Weekly SteelOrbis surveys of scrap insiders reveal a higher August prime and shredded scrap pricing outlook could hinge on whether US President Donald Trump follows through on plans revealed today by the administration to impose a 50 percent tariff on Brazilian pig iron exports entering the US.
As previously reported by SteelOrbis, the US president notified Brazilian President Luiz Inacio Lula da Silva today, that starting Aug. 1, all imports from Brazil will face an additional 50 percent tariff at US customs. And, while Trump earlier this week threatened to impose the new tariffs, it remains unclear to many steel market insiders whether he will implement the new trade policy, as the US president has used threats of additional tariffs as a negotiating tool in the past.
Pig iron is used extensively as a steel-making feed stock, with the US typically importing about 4-6 million tons of the material annually from Brazil, Russia and Ukraine. And, while the US has domestic blast furnaces capable of producing pig iron, they haven’t been competitive with imported material due to factors like costs and margins, experts say.
Trump said the Brazilian tariffs, which are about 10 percent higher than those imposed on other nations with similar trade deficits to the US, are in reaction to 2023 criminal charges levied against Brazil’s former president and Trump’s political ally Jair Bolsonaro, who is accused of plotting a coup over election results he says were falsified. As it now stands, the former Brazilian president is banned for running for political office in Brazil for 8 years, and could potentially face up to 40 years in prison if convicted of the charges.
According to a media report from Al Jazzera, in a letter to Brazil’s current president, Trump said July 9, that the treatment of Bolsonaro, who refused to publicly concede the presidential election that he lost to Lula in 2022, “is an international disgrace.” Trump likened Bolsonaro’s treatment to his own in during the contested 2020 presidential election, after which Trump faced charges related to seeking to overturn that election. His supporters also stormed the US Capitol before President Joe Biden took office, seeking to stop the certification of election results.
Trump has highlighted in media reports what he regards as parallels between himself and Bolsonaro. On Monday, Trump empathized with what was happening to Bolsonaro. “It happened to me, times 10,” he said.
Media reports indicate the escalation in tensions between the US and Brazil came as Lula hosted representatives from China, Russia, Iran and other nations for a BRICS summit of emerging economies in Rio de Janeiro this week.

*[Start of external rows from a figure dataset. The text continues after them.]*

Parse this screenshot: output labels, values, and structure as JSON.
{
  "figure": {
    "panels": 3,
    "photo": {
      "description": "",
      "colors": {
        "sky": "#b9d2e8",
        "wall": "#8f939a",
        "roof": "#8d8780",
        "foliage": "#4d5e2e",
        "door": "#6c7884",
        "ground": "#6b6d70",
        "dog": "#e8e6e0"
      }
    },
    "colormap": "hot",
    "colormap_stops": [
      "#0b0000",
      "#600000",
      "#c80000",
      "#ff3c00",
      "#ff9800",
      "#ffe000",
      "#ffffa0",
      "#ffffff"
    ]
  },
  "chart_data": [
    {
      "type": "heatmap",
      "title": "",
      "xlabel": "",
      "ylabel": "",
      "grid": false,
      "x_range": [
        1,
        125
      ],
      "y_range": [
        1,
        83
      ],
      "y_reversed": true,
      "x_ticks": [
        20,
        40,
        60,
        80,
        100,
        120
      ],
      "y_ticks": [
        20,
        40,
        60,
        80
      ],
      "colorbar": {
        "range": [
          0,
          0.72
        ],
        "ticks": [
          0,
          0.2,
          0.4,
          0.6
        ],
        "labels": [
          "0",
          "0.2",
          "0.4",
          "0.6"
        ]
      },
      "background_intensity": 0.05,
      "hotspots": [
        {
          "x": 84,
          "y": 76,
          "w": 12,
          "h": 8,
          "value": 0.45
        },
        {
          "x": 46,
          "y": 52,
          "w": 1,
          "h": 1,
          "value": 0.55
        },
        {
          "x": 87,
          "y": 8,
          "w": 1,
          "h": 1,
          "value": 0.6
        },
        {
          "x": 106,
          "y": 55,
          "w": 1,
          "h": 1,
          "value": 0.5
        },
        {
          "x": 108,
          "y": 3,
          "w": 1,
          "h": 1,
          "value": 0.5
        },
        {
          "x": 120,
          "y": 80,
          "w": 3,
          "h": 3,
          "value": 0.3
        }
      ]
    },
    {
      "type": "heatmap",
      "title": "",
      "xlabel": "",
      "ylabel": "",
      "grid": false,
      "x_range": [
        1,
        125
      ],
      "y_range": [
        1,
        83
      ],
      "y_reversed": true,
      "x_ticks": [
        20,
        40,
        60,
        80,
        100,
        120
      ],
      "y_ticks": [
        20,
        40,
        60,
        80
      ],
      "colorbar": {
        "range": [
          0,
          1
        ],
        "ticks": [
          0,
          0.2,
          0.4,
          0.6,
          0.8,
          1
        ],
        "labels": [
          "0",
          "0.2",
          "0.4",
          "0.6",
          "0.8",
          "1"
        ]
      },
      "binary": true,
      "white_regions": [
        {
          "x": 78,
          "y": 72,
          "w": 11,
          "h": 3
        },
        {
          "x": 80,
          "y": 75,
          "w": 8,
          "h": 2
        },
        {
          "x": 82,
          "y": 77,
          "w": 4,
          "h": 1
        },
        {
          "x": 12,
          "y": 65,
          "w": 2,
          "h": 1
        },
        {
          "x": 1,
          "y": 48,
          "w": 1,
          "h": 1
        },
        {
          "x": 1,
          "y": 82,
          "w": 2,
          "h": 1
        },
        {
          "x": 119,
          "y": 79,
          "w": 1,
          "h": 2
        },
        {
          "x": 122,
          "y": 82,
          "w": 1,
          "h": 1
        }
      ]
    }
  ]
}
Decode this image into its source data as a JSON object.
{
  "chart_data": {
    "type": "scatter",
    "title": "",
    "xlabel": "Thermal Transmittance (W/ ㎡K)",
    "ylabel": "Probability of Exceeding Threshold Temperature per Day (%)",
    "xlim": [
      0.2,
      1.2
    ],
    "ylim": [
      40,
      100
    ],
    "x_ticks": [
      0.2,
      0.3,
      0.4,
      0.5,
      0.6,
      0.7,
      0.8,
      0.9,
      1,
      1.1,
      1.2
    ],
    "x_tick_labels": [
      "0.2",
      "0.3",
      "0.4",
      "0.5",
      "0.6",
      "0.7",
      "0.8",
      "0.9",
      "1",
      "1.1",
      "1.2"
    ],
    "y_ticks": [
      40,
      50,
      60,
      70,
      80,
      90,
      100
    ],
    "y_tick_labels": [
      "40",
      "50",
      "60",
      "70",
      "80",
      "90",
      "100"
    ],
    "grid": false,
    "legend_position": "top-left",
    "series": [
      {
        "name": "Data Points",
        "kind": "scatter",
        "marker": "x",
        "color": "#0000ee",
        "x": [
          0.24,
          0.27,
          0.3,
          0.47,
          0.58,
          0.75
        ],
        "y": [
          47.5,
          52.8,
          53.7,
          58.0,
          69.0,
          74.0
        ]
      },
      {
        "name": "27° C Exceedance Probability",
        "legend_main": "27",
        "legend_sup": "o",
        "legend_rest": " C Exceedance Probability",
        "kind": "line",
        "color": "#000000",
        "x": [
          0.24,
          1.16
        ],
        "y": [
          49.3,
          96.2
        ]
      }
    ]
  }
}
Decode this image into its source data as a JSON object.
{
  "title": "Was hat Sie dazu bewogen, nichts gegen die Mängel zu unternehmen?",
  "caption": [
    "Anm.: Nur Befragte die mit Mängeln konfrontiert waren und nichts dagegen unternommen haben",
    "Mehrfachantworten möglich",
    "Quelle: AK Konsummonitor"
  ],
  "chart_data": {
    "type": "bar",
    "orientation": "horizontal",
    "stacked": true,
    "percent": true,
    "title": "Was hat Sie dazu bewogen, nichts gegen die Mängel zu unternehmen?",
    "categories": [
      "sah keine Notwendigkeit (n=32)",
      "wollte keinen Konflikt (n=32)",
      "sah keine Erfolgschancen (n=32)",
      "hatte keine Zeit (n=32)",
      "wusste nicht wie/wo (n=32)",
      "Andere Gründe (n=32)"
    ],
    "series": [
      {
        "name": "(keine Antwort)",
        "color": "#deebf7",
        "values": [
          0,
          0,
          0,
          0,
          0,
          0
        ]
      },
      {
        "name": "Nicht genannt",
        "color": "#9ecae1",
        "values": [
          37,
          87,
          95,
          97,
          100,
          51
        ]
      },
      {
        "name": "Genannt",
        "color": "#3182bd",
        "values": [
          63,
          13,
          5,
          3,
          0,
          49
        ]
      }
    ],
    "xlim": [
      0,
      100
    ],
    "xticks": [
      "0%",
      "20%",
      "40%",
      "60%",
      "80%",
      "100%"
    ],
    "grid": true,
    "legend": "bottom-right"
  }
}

“I’m getting a lot of mixed messages for August,” said one Gulf Coast scrap insider before the US president’s announcement on the additional Brazil tariffs. “The ongoing market chatter that President Trump might be putting a 50 percent tariff on Brazilian pig iron could drive up demand and pricing for (domestic) primes and shredded scrap in August,” he added. “This outcome remains to be determined, however, and even if it does happen, cut grades will remain sideways to down.”
The Brazil letter was one of 22 tariff notices Trump sent this week to various countries. On Monday, July 7, Trump extended a 90-day pause on sweeping global reciprocal trade tariffs to Aug. 1.
During the July scrap buy-cycle, US Midwest prime busheling scrap in the Ohio Valley settled sideways to June at $435-460/gt ($443-468/mt), while shredded scrap finished monthly trade steady to June at $375-380/gt ($381-387/mt). Ohio Valley P&S and HMS grades settled steady at $361-371/gt ($367-377/mt) and $325-345/gt ($330-387/mt), respectively, scrap insiders told SteelOrbis.
In the US Northeast, the resulting sideways to June, July scrap settlement saw US Northeast busheling scrap finish at $380-400/gt ($387-407/mt), while shredded grades settled at $325-335/gt ($330-342/mt). P&S and HMS grades finished at $295-305/gt ($300-310/mt) and 305-320/gt ($310-325/mt), respectively, scrap insiders said.